Dün bir köşekadısının yazdıklarını okudum. Dikkatimi çeken yazının başlığıydı: «Genelkurmay Başkanımıza açık mektup». Metnin ikinci satırında geçen Prof. Yücel Aşkın adını da gördüm. Yazar Yavuz Bülent Bakiler'i Türkçe'yle ciddî şekilde ilgilenen biri olarak hatırlıyorum (H. Tercüman).
Dilekçesini merak ettim.
Özetlersek, rektörler ayağa kalktı, ellerinden gelse bir 27 Mayıs darbesi daha yaptıracaklar, diyor. Sonra kalem kalem şöyle devam ediyor:
Muhterem Paşam, Prof. Yücel Aşkın'ın çok cerbezeli, çok kararlı, çok öfkeli sahipleri var.
Orhan Pamuk isimli yazarımızın herzelerini de okumuşsunuzdur. Hakkında dava açılınca, birtakım kişiler ve kuruluşlar kıyamet kopardılar.
Muhterem Paşam, Orhan Pamuk da sahipsiz değildir.
Agos başyazarı Hrant Dink, Atatürk ve Türklüğe kafa tuttu. Yediği naneyi görmüşsünüzdür. Bazı yazar çizerlerimiz, Hrant Dink'in gazetesi önünde bir basın toplantısı yaparak onu göklere çıkardı.
Aziz Paşam, Türkiye'de Türk'e sövüp sayan Hrant Dink de sahipsiz değildir.
Bu memlekette Leyla Zana ve saz arkadaşlarının da, otuz bin kişinin kanı üzerinde oturan Apo'nun da sahipleri vardır Sayın Paşam.
Menderes ve arkadaşları, âdeta yamyam çığlıkları arasında ipe götürüldükleri zaman, bizim rektörlerimiz, profesörlerimiz, Barolar Birliğimiz, Atatürk maskeli, laik ve Cumhuriyet türkülü yazarlarımız, Avrupalı dostlarımız acaba İsviçre dağlarında kayak sefasına mı çıkmışlardı?
Görüyorum ki, kim noksansız bir şuurla Türklüğü, İslam'ı ve vatanı seviyorsa ve bunun mücadelesini veriyorsa, bu memlekette sahipsizdir. (Bu noktada, asıl diyeceğinden önce araya bir tampon koymak istemiş olmalı: «Tabip Alb.

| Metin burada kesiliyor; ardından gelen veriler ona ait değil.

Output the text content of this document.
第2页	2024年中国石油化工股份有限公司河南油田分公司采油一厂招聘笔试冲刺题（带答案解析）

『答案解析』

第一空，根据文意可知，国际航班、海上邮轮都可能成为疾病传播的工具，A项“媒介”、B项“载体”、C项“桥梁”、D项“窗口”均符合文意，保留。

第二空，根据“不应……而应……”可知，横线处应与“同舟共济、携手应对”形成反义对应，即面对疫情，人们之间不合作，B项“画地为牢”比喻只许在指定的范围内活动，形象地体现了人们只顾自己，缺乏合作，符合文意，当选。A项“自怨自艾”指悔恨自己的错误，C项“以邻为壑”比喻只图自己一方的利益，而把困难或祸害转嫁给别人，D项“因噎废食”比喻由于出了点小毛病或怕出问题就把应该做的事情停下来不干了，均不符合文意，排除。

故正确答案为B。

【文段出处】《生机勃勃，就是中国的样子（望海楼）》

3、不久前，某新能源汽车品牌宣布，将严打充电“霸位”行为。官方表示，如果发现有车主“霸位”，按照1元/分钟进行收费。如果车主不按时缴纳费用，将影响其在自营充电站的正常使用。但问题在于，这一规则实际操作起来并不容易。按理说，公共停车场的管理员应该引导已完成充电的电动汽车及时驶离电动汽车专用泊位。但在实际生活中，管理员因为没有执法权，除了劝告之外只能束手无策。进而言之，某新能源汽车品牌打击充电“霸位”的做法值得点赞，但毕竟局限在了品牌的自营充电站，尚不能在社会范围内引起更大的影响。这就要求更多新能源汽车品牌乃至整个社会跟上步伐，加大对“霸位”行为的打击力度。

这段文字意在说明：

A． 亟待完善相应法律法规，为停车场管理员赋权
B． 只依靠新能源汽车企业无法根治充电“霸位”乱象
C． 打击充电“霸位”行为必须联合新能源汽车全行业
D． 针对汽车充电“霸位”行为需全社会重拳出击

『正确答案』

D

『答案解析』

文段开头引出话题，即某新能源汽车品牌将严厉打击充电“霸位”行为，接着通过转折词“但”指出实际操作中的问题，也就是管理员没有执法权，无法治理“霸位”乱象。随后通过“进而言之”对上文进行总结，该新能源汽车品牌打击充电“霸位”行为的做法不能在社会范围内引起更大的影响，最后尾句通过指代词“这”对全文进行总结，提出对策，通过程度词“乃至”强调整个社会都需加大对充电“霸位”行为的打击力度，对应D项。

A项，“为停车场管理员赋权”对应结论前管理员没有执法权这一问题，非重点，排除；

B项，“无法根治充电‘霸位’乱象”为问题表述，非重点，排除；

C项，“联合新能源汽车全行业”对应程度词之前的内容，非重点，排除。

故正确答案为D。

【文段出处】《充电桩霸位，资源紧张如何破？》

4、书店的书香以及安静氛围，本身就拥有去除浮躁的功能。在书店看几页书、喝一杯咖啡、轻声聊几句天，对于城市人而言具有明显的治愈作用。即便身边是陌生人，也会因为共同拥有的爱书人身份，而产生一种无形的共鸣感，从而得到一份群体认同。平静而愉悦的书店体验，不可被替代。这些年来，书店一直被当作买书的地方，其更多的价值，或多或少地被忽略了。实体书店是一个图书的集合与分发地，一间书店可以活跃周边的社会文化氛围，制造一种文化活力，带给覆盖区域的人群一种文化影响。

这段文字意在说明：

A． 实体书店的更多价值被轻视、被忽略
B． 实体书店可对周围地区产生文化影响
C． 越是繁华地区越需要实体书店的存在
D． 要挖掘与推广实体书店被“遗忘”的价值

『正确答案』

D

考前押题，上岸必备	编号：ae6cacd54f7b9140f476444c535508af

Prof. Dr. Mustafa Karamanyol da, rezil bir iftiraya uğrayarak, YAŞ kararıyla ordumuzdan atılmıştır. Ona yüklenen suç irtica suçudur» diyor.)
Ve sıra asıl suale geliyor:
– Siz bu zulmü neden önlemiyorsunuz Muhterem Paşam? (Hangi zulmü? Prof. Yücel Aşkın'ın, Orhan Pamuk'un, Hrant Dink'in, Leyla Zana ve arkadaşlarının, Menderes ve arkadaşlarının da zulme uğradıklarından mı bahsediyor, yoksa sadece Prof. Mustafa Karamanyol adına mı şefaat diliyor?) Bu vatanın tertemiz evlatları hep sahipsiz mi kalacak? (Burada da kimleri kastettiği pek belli değil. Haydi bunu da geçelim! Peki, yazarın Genelkurmay Başkanı'ndan beklediği, yapmasını istediği nedir?)
Sahiden soruyorum: Genelkurmay Başkanı'ndan ne bekliyor, ne istiyor Yavuz Bülent Bey arkadaşımız?
– Gene herkes birbirine girdi, aman asker de bu kargaşadan uzak kalmasın mı, demek ister? Nedir talebi?